Importation = Innovation?



When innovating, three intrinsic things are needed. The first thing is an idea. This is the skeleton of what you will be hoping to create. The second thing you need is imagination. This is the bits and bobs that make whatever you want to create better or different to the other guy’s. Finally, you need that what you want to create is already in existence.

The third is probably the most necessary of all three. As humans we easily see flaws in things without. It’s easier to point what another person is doing wrong. On this basis, innovation is created. This article is not about human behaviour so I will carry on.

Importation could drive innovation.

When I look around the hotels, house, shops and market stall I try to calculate a MIN Index. This is a ‘Made in Nigeria’ Index. It is self-explanatory and should befuddle no one. It is an index I come up with, represented in percentage, of how many Nigerian goods are used in a location. So far my allocations are in the upper realms of 10s and 20s. At first it was alarming then I sat back and thought of item number three on the Essentials to Innovation.

Someone has to create it before you.

On average Nigerian import much more than it exports. At 92% imports to 8% export we are an import-dependent nation. The implications are staggering, but not in no way an economic apocalypse. What we export are mainly raw materials such as oil, gas and charcoal. What we import are mainly edible goods or consumer goods such as electronics. Goods that we either cannot produce in-country or do not have the relative advantage in producing such items. Items that befuddle the unknowing and begs the phrase ‘How manage?’ and ‘Onye ocha di egwu!’, the white man is good. The white man, once upon a time, imported it to and thought ‘By jove, these Chinese are wonderful!’ Look at where they are today.

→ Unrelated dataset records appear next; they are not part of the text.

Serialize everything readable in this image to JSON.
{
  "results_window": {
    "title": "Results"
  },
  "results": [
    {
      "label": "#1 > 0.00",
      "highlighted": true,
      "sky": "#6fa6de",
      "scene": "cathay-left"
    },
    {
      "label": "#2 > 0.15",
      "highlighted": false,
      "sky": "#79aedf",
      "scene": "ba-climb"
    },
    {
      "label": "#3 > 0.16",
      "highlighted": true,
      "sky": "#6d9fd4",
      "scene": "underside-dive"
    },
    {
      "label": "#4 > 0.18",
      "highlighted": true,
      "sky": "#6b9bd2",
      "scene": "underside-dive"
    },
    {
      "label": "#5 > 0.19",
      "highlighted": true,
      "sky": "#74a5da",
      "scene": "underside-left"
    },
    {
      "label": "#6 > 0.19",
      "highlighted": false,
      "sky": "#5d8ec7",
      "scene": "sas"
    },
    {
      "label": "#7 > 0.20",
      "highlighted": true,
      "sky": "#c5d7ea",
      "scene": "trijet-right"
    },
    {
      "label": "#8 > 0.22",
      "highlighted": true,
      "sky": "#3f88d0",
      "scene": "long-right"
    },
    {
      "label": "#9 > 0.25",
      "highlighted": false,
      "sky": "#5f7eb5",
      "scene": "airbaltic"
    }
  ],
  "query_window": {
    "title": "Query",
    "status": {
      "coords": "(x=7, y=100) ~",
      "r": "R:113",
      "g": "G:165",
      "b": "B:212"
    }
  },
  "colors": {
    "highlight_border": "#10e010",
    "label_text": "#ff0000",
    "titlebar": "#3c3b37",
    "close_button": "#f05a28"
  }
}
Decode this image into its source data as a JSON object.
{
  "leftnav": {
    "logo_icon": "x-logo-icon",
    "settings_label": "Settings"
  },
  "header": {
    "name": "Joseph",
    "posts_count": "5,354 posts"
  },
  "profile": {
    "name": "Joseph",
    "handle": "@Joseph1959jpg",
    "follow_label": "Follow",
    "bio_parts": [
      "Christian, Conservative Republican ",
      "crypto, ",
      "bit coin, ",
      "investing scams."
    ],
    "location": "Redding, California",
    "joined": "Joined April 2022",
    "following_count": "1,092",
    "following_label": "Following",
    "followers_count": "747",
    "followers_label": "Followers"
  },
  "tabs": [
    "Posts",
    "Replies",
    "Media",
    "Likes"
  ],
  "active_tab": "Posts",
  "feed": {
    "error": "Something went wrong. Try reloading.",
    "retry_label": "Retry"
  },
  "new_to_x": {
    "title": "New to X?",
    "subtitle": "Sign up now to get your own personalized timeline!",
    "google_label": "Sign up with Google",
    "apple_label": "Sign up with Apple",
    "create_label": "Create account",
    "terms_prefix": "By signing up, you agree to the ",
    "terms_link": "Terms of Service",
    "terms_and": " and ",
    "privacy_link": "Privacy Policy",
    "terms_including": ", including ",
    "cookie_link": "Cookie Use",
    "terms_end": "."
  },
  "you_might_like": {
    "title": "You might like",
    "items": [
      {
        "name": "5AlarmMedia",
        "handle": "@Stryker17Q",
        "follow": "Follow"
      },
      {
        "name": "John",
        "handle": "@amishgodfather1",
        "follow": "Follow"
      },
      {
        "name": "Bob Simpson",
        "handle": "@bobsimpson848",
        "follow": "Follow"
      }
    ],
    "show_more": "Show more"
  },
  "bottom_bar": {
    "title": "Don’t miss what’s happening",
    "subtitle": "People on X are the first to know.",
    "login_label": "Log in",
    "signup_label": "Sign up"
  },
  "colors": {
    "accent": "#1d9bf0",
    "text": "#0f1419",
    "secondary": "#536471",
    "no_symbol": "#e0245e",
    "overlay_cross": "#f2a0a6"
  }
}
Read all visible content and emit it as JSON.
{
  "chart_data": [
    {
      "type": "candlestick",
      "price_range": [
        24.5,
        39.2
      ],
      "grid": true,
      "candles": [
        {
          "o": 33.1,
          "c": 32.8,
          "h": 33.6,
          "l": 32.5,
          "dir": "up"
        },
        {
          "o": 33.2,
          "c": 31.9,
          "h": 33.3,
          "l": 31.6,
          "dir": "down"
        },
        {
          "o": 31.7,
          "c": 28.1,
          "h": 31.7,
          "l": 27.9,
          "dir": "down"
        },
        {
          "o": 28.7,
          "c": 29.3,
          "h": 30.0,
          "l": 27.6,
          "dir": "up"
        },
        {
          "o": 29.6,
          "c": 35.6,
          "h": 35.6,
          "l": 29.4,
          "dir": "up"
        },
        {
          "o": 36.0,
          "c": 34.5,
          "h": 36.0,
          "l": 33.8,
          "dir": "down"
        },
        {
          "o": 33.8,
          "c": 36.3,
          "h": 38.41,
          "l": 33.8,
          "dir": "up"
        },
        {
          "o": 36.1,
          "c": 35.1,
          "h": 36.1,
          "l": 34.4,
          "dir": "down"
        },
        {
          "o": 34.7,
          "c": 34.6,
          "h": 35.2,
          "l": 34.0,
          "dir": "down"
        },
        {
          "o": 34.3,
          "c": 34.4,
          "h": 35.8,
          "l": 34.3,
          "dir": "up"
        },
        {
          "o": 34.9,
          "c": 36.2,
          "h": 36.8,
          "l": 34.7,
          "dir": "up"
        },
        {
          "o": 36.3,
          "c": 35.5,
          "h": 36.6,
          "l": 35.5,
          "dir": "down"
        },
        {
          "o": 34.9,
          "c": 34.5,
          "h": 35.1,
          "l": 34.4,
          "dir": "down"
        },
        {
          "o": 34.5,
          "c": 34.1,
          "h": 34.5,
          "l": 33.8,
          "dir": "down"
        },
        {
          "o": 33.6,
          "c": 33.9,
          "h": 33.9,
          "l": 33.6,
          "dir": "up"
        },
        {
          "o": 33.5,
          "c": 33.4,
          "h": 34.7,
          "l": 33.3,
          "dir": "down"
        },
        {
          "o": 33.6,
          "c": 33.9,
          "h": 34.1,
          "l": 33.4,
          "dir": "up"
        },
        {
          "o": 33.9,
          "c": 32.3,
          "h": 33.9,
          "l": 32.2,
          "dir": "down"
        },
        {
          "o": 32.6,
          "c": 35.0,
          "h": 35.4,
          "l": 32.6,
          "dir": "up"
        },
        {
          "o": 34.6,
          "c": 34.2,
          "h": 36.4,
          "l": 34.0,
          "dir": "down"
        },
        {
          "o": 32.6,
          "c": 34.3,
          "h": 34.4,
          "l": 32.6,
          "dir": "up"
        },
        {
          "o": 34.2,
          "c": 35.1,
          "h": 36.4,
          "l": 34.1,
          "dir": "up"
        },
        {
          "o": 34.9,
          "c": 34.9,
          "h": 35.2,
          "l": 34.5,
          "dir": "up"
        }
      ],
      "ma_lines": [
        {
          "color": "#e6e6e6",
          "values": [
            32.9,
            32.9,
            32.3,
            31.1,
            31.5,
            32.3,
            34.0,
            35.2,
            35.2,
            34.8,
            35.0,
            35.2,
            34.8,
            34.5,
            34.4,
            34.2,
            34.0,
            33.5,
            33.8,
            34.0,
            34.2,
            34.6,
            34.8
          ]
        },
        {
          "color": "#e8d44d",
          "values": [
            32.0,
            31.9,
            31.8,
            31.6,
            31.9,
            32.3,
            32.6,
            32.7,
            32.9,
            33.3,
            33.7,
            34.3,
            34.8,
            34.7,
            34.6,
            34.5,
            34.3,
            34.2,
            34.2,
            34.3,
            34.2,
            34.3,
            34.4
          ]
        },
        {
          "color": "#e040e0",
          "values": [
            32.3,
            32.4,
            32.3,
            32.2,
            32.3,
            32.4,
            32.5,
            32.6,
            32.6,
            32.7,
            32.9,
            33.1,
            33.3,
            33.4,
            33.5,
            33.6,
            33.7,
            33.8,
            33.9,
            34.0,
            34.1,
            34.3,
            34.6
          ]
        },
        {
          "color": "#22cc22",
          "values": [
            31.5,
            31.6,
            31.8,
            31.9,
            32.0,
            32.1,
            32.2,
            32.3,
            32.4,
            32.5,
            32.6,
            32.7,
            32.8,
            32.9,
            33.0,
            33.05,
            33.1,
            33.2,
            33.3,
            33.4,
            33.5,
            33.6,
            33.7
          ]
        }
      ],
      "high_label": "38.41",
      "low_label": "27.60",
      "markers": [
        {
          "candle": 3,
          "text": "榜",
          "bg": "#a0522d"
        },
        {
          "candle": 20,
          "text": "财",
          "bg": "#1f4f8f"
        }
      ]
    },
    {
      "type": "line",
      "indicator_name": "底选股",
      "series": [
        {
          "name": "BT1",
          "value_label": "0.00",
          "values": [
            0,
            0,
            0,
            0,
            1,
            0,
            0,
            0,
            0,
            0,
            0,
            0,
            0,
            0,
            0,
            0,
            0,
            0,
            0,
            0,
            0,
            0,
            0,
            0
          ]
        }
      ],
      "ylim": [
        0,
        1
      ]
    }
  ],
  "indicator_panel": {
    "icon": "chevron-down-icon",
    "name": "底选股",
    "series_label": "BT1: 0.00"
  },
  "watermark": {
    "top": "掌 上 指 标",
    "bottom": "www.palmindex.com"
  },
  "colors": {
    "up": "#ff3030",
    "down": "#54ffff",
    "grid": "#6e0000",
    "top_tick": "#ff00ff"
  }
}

Essentially we are importing ideas.

Between the first and third world country, that’s where opportunity is.

Imagine the individual (much like their American or European counterpart) who has never travelled beyond the borders of Nigeria. When the latest gadget hits the shelves and market stalls, sure the MIN Index goes down but the individual’s world as defined by the Green-White-Green expands. All of a sudden, what is outside their borders comes a bit closer and the gap is shortened. There are children in Sierra Leone building transistor radios from scrapped parts. How much more the child on our streets who now sees things from outside their once enclosed world?

Though I write of the innovative merits of importation albeit far off, there are the downfalls of import dependency. I have heard many lament the current level of import and its impeding growth. Mine own blood lamented the use of Singaporean toilet paper over Nigerian. I understood him: there has to be a limit. If we have to travel several thousand miles to clean our behinds…I leave that thought to fester in your mind.